D’un animal et d’un domestique. Pas que cela le gênât, d’ailleurs, car il estimait que c’était là une rétribution bien maigre par rapport à la générosité de son hôte ; nettoyer, laver, repasser, cuisiner, rien de dégradant dans ces quelques tâches quotidiennes, loin, très loin des considérations de survie qui l’avaient préoccupé trois semaines auparavant. Pour un peu, il aurait cru pouvoir rester. Que cette brève colocation pouvait durer encore, s’étendre au mois d’après, au trimestre éventuellement ; il n’aurait eu qu’à retourner au travail une fois ses gènes revenus à la normale et rembourser le grand brun au fur et à mesure grâce à son salaire, l’aidant de façon spontanée pour les courses et les corvées qui, visiblement, n’étaient pas son fort – dur, dur, la vie de héros. Oui, il avait cru. Mais avec un soin acharné, Elle s’était chargée de le lui faire oublier. De transformer un souhait en délire, de briser son vœu avec l’aisance d’une brique sur une pantoufle de verre. Elle avait excellé à s’emparer de ses espoirs pour en broyer la lumière entre ses crocs et, dès que Chaze franchissait la porte pour se rendre au boulot, elle se ruait sur les meubles, caracolait dans la chambre, barbotait dans la salle de bain et rongeait la cuisine en grognant, ravie de mépriser le petit Poucet dans tous ses déplacements, de l’insulter et de le faire tourner en bourrique tandis qu’il essayait désespérément de manger ses céréales en paix. Et comme si cela ne suffisait pas, elle s’amusait à investir ses rêves sous la forme d’une énorme couleuvre, ce qui avait pour effet direct d’en modifier l’atmosphère au profit de cauchemars sans fin, l’abandonnant exténué au petit jour, la nuque glacée, le visage trempé, les membres transis. Une chance qu’il ne dormît pas dans la même pièce que le locataire principal, se satisfaisant du canapé en guise de couchage, auquel cas il se serait agrippé à cette masse de chair comme à une gigantesque peluche.

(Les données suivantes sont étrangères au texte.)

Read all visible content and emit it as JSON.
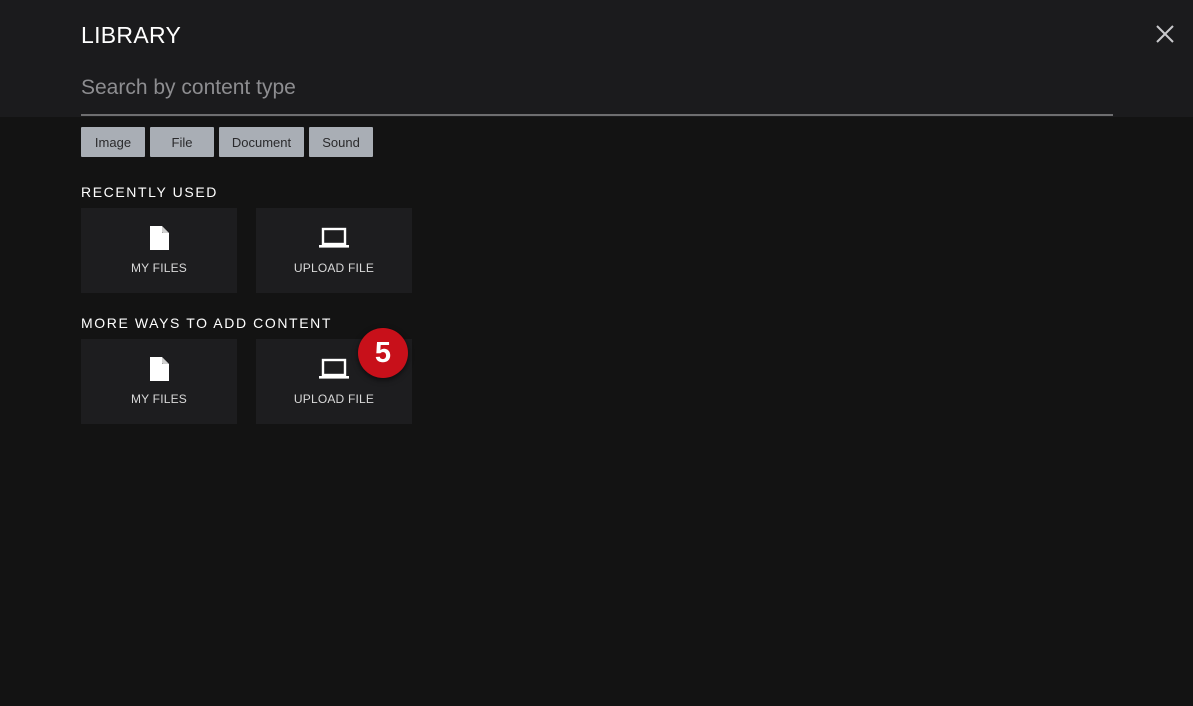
{
  "dialog": {
    "title": "LIBRARY"
  },
  "search": {
    "placeholder": "Search by content type",
    "value": ""
  },
  "filters": [
    {
      "label": "Image"
    },
    {
      "label": "File"
    },
    {
      "label": "Document"
    },
    {
      "label": "Sound"
    }
  ],
  "sections": {
    "recent": {
      "title": "RECENTLY USED",
      "items": [
        {
          "label": "MY FILES",
          "icon": "file-icon"
        },
        {
          "label": "UPLOAD FILE",
          "icon": "laptop-icon"
        }
      ]
    },
    "more": {
      "title": "MORE WAYS TO ADD CONTENT",
      "items": [
        {
          "label": "MY FILES",
          "icon": "file-icon"
        },
        {
          "label": "UPLOAD FILE",
          "icon": "laptop-icon"
        }
      ]
    }
  },
  "step_badge": {
    "number": "5",
    "color": "#c8101a"
  },
  "colors": {
    "background": "#131313",
    "header": "#1b1b1d",
    "tile": "#1d1d1f",
    "chip": "#a9aeb5"
  }
}
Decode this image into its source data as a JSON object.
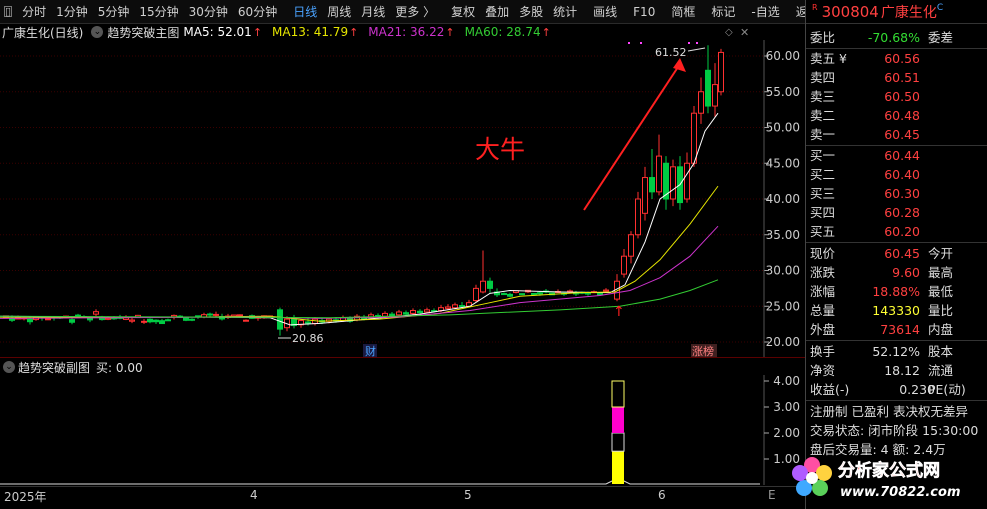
{
  "toolbar": {
    "items": [
      "分时",
      "1分钟",
      "5分钟",
      "15分钟",
      "30分钟",
      "60分钟",
      "日线",
      "周线",
      "月线",
      "更多 〉",
      "复权",
      "叠加",
      "多股",
      "统计",
      "画线",
      "F10",
      "简框",
      "标记",
      "-自选",
      "返回"
    ],
    "active_index": 6
  },
  "header": {
    "stock": "广康生化(日线)",
    "indicator": "趋势突破主图",
    "ma5": "MA5: 52.01",
    "ma13": "MA13: 41.79",
    "ma21": "MA21: 36.22",
    "ma60": "MA60: 28.74",
    "up_arrow": "↑"
  },
  "main_chart": {
    "y_ticks": [
      "60.00",
      "55.00",
      "50.00",
      "45.00",
      "40.00",
      "35.00",
      "30.00",
      "25.00",
      "20.00"
    ],
    "high_label": "61.52",
    "low_label": "20.86",
    "annotation": "大牛",
    "marker_cai": "财",
    "marker_zhangbang": "涨榜"
  },
  "sub_chart": {
    "title": "趋势突破副图",
    "value": "买: 0.00",
    "y_ticks": [
      "4.00",
      "3.00",
      "2.00",
      "1.00"
    ]
  },
  "time_axis": {
    "labels": [
      "2025年",
      "4",
      "5",
      "6"
    ]
  },
  "quote": {
    "r_badge": "R",
    "code": "300804",
    "name": "广康生化",
    "c_badge": "C",
    "weibi_label": "委比",
    "weibi_value": "-70.68%",
    "weicha_label": "委差",
    "asks": [
      {
        "label": "卖五 ¥",
        "price": "60.56"
      },
      {
        "label": "卖四",
        "price": "60.51"
      },
      {
        "label": "卖三",
        "price": "60.50"
      },
      {
        "label": "卖二",
        "price": "60.48"
      },
      {
        "label": "卖一",
        "price": "60.45"
      }
    ],
    "bids": [
      {
        "label": "买一",
        "price": "60.44"
      },
      {
        "label": "买二",
        "price": "60.40"
      },
      {
        "label": "买三",
        "price": "60.30"
      },
      {
        "label": "买四",
        "price": "60.28"
      },
      {
        "label": "买五",
        "price": "60.20"
      }
    ],
    "stats": [
      {
        "label": "现价",
        "value": "60.45",
        "label2": "今开"
      },
      {
        "label": "涨跌",
        "value": "9.60",
        "label2": "最高"
      },
      {
        "label": "涨幅",
        "value": "18.88%",
        "label2": "最低"
      },
      {
        "label": "总量",
        "value": "143330",
        "label2": "量比"
      },
      {
        "label": "外盘",
        "value": "73614",
        "label2": "内盘"
      }
    ],
    "stats2": [
      {
        "label": "换手",
        "value": "52.12%",
        "label2": "股本"
      },
      {
        "label": "净资",
        "value": "18.12",
        "label2": "流通"
      },
      {
        "label": "收益(-)",
        "value": "0.230",
        "label2": "PE(动)"
      }
    ],
    "tags": "注册制 已盈利 表决权无差异",
    "trade_status": "交易状态: 闭市阶段 15:30:00",
    "after_hours": "盘后交易量: 4  额: 2.4万"
  },
  "watermark": {
    "line1": "分析家公式网",
    "line2": "www.70822.com"
  },
  "colors": {
    "up": "#ff3030",
    "down": "#00cc44",
    "ma5": "#ffffff",
    "ma13": "#e6e600",
    "ma21": "#cc33cc",
    "ma60": "#33cc33"
  }
}
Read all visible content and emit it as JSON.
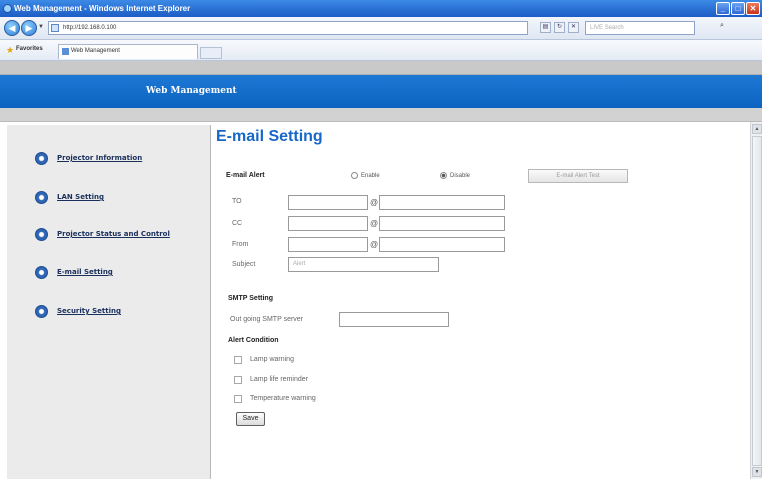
{
  "browser": {
    "window_title": "Web Management - Windows Internet Explorer",
    "url": "http://192.168.0.100",
    "search_placeholder": "LIVE Search",
    "favorites_label": "Favorites",
    "tab_title": "Web Management",
    "controls": {
      "minimize": "_",
      "maximize": "□",
      "close": "✕"
    }
  },
  "header": {
    "brand": "Web Management"
  },
  "sidebar": {
    "items": [
      {
        "label": "Projector Information"
      },
      {
        "label": "LAN Setting"
      },
      {
        "label": "Projector Status and Control"
      },
      {
        "label": "E-mail Setting",
        "selected": true
      },
      {
        "label": "Security Setting"
      }
    ]
  },
  "main": {
    "title": "E-mail Setting",
    "email_alert": {
      "label": "E-mail Alert",
      "enable_label": "Enable",
      "disable_label": "Disable",
      "selected": "Disable",
      "test_button": "E-mail Alert Test"
    },
    "fields": {
      "to_label": "TO",
      "cc_label": "CC",
      "from_label": "From",
      "subject_label": "Subject",
      "at_symbol": "@",
      "subject_value": "Alert"
    },
    "smtp": {
      "heading": "SMTP Setting",
      "server_label": "Out going SMTP server"
    },
    "alert_condition": {
      "heading": "Alert Condition",
      "options": [
        "Lamp warning",
        "Lamp life reminder",
        "Temperature warning"
      ]
    },
    "save_label": "Save"
  },
  "colors": {
    "header_blue": "#0d63c1",
    "title_blue": "#1767c8",
    "sidebar_bg": "#ebebeb",
    "nav_text": "#1a2f5c"
  }
}
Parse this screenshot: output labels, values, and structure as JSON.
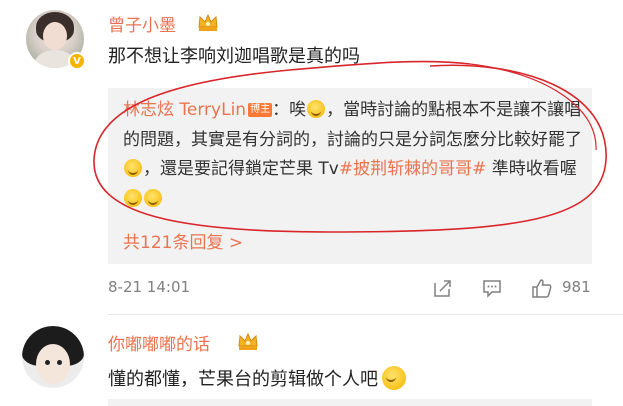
{
  "comments": [
    {
      "username": "曾子小墨",
      "text": "那不想让李响刘迦唱歌是真的吗",
      "verified_badge": "V",
      "reply": {
        "username": "林志炫 TerryLin",
        "tag": "博主",
        "text_1": "：唉",
        "text_2": "，當時討論的點根本不是讓不讓唱的問題，其實是有分詞的，討論的只是分詞怎麼分比較好罷了",
        "text_3": "，還是要記得鎖定芒果 Tv",
        "topic": "#披荆斩棘的哥哥#",
        "text_4": " 準時收看喔",
        "emojis": [
          "sweat-smile-icon",
          "smile-icon",
          "smile-icon",
          "kiss-icon"
        ]
      },
      "more_replies": "共121条回复 >",
      "time": "8-21 14:01",
      "like_count": "981",
      "icons": [
        "share-icon",
        "comment-icon",
        "like-icon"
      ]
    },
    {
      "username": "你嘟嘟嘟的话",
      "text": "懂的都懂，芒果台的剪辑做个人吧",
      "emoji": "grin-sweat-icon"
    }
  ],
  "colors": {
    "username": "#eb7350",
    "annotation": "#d9262b",
    "reply_bg": "#f2f2f2"
  }
}
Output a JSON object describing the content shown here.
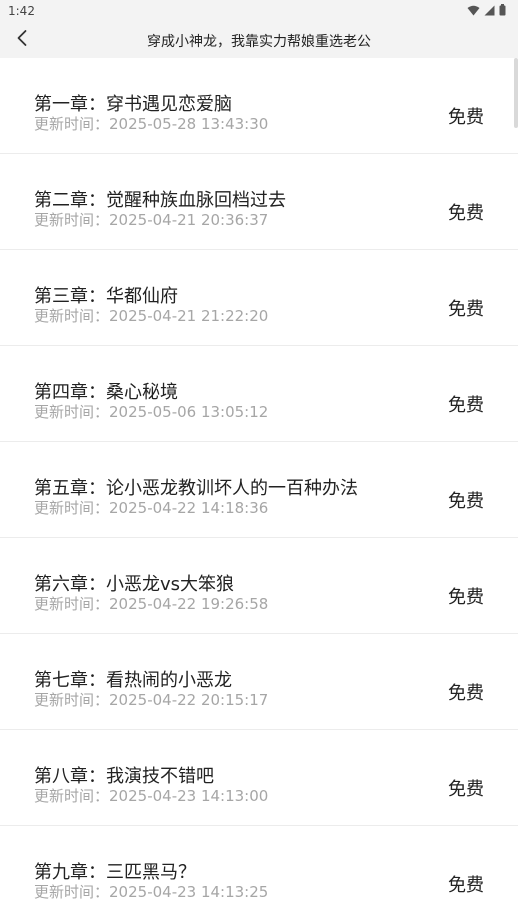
{
  "status": {
    "time": "1:42"
  },
  "header": {
    "title": "穿成小神龙，我靠实力帮娘重选老公"
  },
  "chapters": [
    {
      "title": "第一章：穿书遇见恋爱脑",
      "time_prefix": "更新时间：",
      "time": "2025-05-28 13:43:30",
      "price": "免费"
    },
    {
      "title": "第二章：觉醒种族血脉回档过去",
      "time_prefix": "更新时间：",
      "time": "2025-04-21 20:36:37",
      "price": "免费"
    },
    {
      "title": "第三章：华都仙府",
      "time_prefix": "更新时间：",
      "time": "2025-04-21 21:22:20",
      "price": "免费"
    },
    {
      "title": "第四章：桑心秘境",
      "time_prefix": "更新时间：",
      "time": "2025-05-06 13:05:12",
      "price": "免费"
    },
    {
      "title": "第五章：论小恶龙教训坏人的一百种办法",
      "time_prefix": "更新时间：",
      "time": "2025-04-22 14:18:36",
      "price": "免费"
    },
    {
      "title": "第六章：小恶龙vs大笨狼",
      "time_prefix": "更新时间：",
      "time": "2025-04-22 19:26:58",
      "price": "免费"
    },
    {
      "title": "第七章：看热闹的小恶龙",
      "time_prefix": "更新时间：",
      "time": "2025-04-22 20:15:17",
      "price": "免费"
    },
    {
      "title": "第八章：我演技不错吧",
      "time_prefix": "更新时间：",
      "time": "2025-04-23 14:13:00",
      "price": "免费"
    },
    {
      "title": "第九章：三匹黑马？",
      "time_prefix": "更新时间：",
      "time": "2025-04-23 14:13:25",
      "price": "免费"
    }
  ],
  "icons": {
    "back": "chevron-left-icon",
    "wifi": "wifi-icon",
    "signal": "signal-icon",
    "battery": "battery-icon"
  }
}
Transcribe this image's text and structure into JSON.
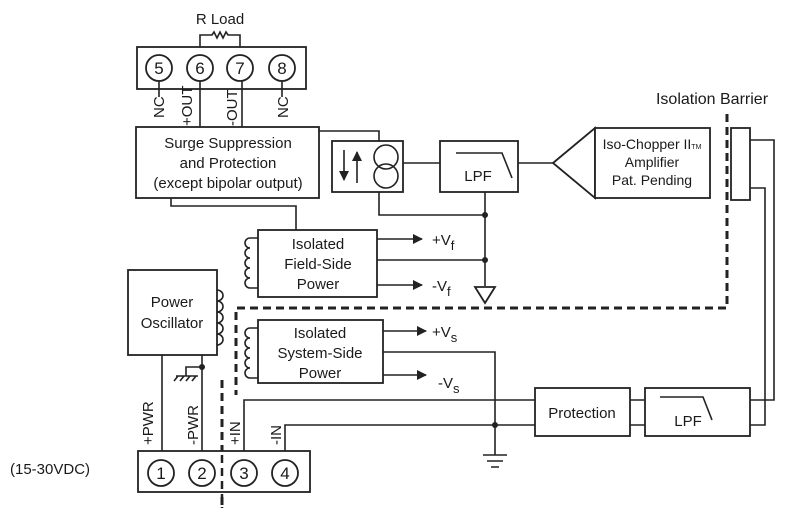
{
  "r_load": "R Load",
  "top_terminals": [
    "5",
    "6",
    "7",
    "8"
  ],
  "top_labels": [
    "NC",
    "+OUT",
    "-OUT",
    "NC"
  ],
  "surge": [
    "Surge Suppression",
    "and Protection",
    "(except bipolar output)"
  ],
  "lpf_top": "LPF",
  "amplifier": [
    "Iso-Chopper II",
    "TM",
    "Amplifier",
    "Pat. Pending"
  ],
  "isolation_barrier": "Isolation Barrier",
  "field_power": [
    "Isolated",
    "Field-Side",
    "Power"
  ],
  "vf_plus": {
    "main": "+V",
    "sub": "f"
  },
  "vf_minus": {
    "main": "-V",
    "sub": "f"
  },
  "oscillator": [
    "Power",
    "Oscillator"
  ],
  "system_power": [
    "Isolated",
    "System-Side",
    "Power"
  ],
  "vs_plus": {
    "main": "+V",
    "sub": "s"
  },
  "vs_minus": {
    "main": "-V",
    "sub": "s"
  },
  "bottom_labels": [
    "+PWR",
    "-PWR",
    "+IN",
    "-IN"
  ],
  "bottom_terminals": [
    "1",
    "2",
    "3",
    "4"
  ],
  "supply": "(15-30VDC)",
  "protection": "Protection",
  "lpf_bottom": "LPF"
}
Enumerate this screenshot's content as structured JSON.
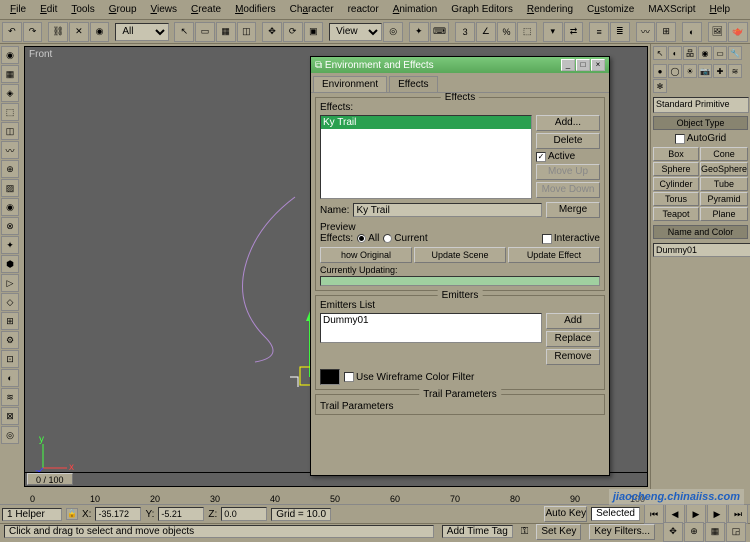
{
  "menus": [
    "File",
    "Edit",
    "Tools",
    "Group",
    "Views",
    "Create",
    "Modifiers",
    "Character",
    "reactor",
    "Animation",
    "Graph Editors",
    "Rendering",
    "Customize",
    "MAXScript",
    "Help"
  ],
  "toolbar": {
    "selfilter": "All",
    "refcoord": "View"
  },
  "viewport": {
    "label": "Front",
    "timeslider": "0 / 100"
  },
  "ruler": {
    "ticks": [
      0,
      10,
      20,
      30,
      40,
      50,
      60,
      70,
      80,
      90,
      100
    ]
  },
  "rightpanel": {
    "category": "Standard Primitive",
    "rollout_objtype": "Object Type",
    "autogrid": "AutoGrid",
    "buttons": [
      "Box",
      "Cone",
      "Sphere",
      "GeoSphere",
      "Cylinder",
      "Tube",
      "Torus",
      "Pyramid",
      "Teapot",
      "Plane"
    ],
    "rollout_name": "Name and Color",
    "name_value": "Dummy01"
  },
  "dialog": {
    "title": "Environment and Effects",
    "tabs": [
      "Environment",
      "Effects"
    ],
    "effects": {
      "group": "Effects",
      "list_label": "Effects:",
      "list_sel": "Ky Trail",
      "btn_add": "Add...",
      "btn_delete": "Delete",
      "chk_active": "Active",
      "btn_moveup": "Move Up",
      "btn_movedown": "Move Down",
      "name_label": "Name:",
      "name_value": "Ky Trail",
      "btn_merge": "Merge"
    },
    "preview": {
      "group": "Preview",
      "effects_label": "Effects:",
      "opt_all": "All",
      "opt_current": "Current",
      "chk_interact": "Interactive",
      "btn_show": "how Original",
      "btn_update": "Update Scene",
      "btn_updeff": "Update Effect",
      "updating": "Currently Updating:"
    },
    "emitters": {
      "group": "Emitters",
      "list_label": "Emitters List",
      "item": "Dummy01",
      "btn_add": "Add",
      "btn_replace": "Replace",
      "btn_remove": "Remove",
      "chk_filter": "Use Wireframe Color Filter"
    },
    "trail": {
      "group": "Trail Parameters",
      "sub": "Trail Parameters"
    }
  },
  "status": {
    "selinfo": "1 Helper",
    "x": "-35.172",
    "y": "-5.21",
    "z": "0.0",
    "grid": "Grid = 10.0",
    "hint": "Click and drag to select and move objects",
    "addtag": "Add Time Tag",
    "autokey": "Auto Key",
    "selected": "Selected",
    "setkey": "Set Key",
    "keyfilters": "Key Filters..."
  },
  "watermark": "jiaocheng.chinaiiss.com"
}
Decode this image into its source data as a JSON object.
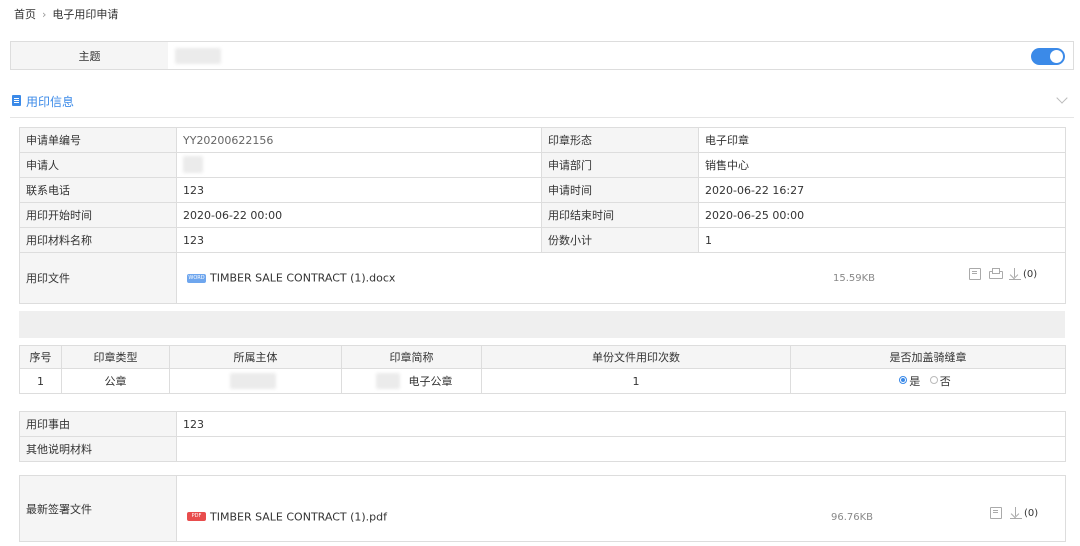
{
  "breadcrumb": {
    "home": "首页",
    "current": "电子用印申请"
  },
  "subject": {
    "label": "主题",
    "toggle_on": true
  },
  "section": {
    "title": "用印信息"
  },
  "info": {
    "application_no": {
      "label": "申请单编号",
      "value": "YY20200622156"
    },
    "seal_form": {
      "label": "印章形态",
      "value": "电子印章"
    },
    "applicant": {
      "label": "申请人"
    },
    "department": {
      "label": "申请部门",
      "value": "销售中心"
    },
    "phone": {
      "label": "联系电话",
      "value": "123"
    },
    "apply_time": {
      "label": "申请时间",
      "value": "2020-06-22 16:27"
    },
    "start_time": {
      "label": "用印开始时间",
      "value": "2020-06-22 00:00"
    },
    "end_time": {
      "label": "用印结束时间",
      "value": "2020-06-25 00:00"
    },
    "material_name": {
      "label": "用印材料名称",
      "value": "123"
    },
    "copies": {
      "label": "份数小计",
      "value": "1"
    },
    "file": {
      "label": "用印文件",
      "badge": "WORD",
      "name": "TIMBER SALE CONTRACT (1).docx",
      "size": "15.59KB",
      "count": "(0)"
    }
  },
  "seal_table": {
    "headers": [
      "序号",
      "印章类型",
      "所属主体",
      "印章简称",
      "单份文件用印次数",
      "是否加盖骑缝章"
    ],
    "rows": [
      {
        "index": "1",
        "type": "公章",
        "short_name": "电子公章",
        "times": "1",
        "yes": "是",
        "no": "否",
        "selected": "yes"
      }
    ]
  },
  "reason": {
    "reason_label": "用印事由",
    "reason_value": "123",
    "other_label": "其他说明材料",
    "other_value": ""
  },
  "signed": {
    "label": "最新签署文件",
    "badge": "PDF",
    "name": "TIMBER SALE CONTRACT (1).pdf",
    "size": "96.76KB",
    "count": "(0)"
  }
}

De l’histoire ancienne, tout cela.

La première réplique qui fusa de l’autre côté de la paroi aurait pu le faire sourire si elle ne l’avait pas secoué encore davantage. Non qu’il trouva drôle ce mensonge pour le moins inattendu – est-ce que l’occupant comptait vraiment là-dessus pour se débarrasser des créanciers ou autres colporteurs ? –, mais entendre la voix du brun après tant de temps fut plus plaisant qu’il ne l’aurait imaginé, même s’il eut le réflexe de bondir en arrière au lieu de se rapprocher. Trois respirations plus tard et le verrou sautait dans ses gonds, dévoilant la haute silhouette du maître des lieux. L’espace d’un instant, Enoch ne le reconnut pas. Il entrouvrit la bouche, sur le point de s’excuser pour s’être trompé de palier ou quelque chose du genre, mais il suffit d’un battement de cils pour recomposer ce visage tout aussi surpris, lequel se referma bien vite, trop vite peut-être, sur un salut aux accents sévères.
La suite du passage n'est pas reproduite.